Aldul struggled verbally toward an understanding. "He knows how to serve. How to submit. He knows, however wrongly, that he is scum. Not that he has done anything evil, but that he is evil simply because that is his essence, his core."

"Shame?" Metthendoenn rallied.

Aldul nodded. "Kri-estaul? Kri-estaul?"

With exaggerated slowness, Kri-estaul turned his head to stare sleepy-eyed at the Kwo-edan. He so wanted to hide, to disappear, to go to sleep and never wake up. His saviour did not, could not love him. He was twisted, a legless doorstop. He wanted to be able to do something right, just once. He would give his heart and blood to refrain from troubling or ruining the lives of those around him.

"Are you tired?" Aldul asked.

Kri-estaul shrugged. "I guess so."

The King explained, "That is how he was yesterday. Afraid to speak. All head gestures."

Again Aldul nodded. "I will describe feelings and thoughts to you. You lift a finger if I have held the mirror up to your own feelings. Will you do that for me?"

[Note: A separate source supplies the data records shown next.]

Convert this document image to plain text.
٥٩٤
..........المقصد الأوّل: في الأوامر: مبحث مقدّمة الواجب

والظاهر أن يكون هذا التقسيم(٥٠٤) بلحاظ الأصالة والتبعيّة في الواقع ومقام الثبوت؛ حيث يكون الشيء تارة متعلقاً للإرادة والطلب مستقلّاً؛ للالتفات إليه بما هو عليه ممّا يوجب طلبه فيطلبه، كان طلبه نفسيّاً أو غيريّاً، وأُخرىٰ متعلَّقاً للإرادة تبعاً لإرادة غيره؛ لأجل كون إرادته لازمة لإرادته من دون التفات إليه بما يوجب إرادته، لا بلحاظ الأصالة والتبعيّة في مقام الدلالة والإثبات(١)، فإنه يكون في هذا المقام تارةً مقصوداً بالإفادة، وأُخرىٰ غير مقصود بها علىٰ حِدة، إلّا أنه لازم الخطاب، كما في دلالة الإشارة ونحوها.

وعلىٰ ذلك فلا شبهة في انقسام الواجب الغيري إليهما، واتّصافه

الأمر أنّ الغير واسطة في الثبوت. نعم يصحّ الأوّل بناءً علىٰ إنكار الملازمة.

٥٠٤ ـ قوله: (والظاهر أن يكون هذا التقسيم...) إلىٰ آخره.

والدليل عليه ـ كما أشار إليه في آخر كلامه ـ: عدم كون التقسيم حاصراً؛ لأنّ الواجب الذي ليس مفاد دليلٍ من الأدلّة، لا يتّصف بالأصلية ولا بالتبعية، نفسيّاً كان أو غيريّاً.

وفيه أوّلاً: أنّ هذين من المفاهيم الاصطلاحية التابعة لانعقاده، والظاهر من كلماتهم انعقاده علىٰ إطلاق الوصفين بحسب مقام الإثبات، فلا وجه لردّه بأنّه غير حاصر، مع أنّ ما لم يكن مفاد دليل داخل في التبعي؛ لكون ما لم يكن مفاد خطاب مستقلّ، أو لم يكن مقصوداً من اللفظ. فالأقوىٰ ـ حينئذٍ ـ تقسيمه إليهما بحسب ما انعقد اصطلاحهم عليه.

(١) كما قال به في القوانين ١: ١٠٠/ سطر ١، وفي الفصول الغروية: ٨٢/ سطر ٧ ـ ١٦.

Evendal sat back, releasing his grip on the cloth restricting his son's movements.

Kri-estaul blinked a few times and then shrugged slightly.

Aldul dragged Kri's hands from under the coverlet and began. "Everywhere he looks now, he is told how great he is. We all tell him and try to show him that we love him. He has come to believe us." Kri-estaul started to raise his right index finger, then reconsidered.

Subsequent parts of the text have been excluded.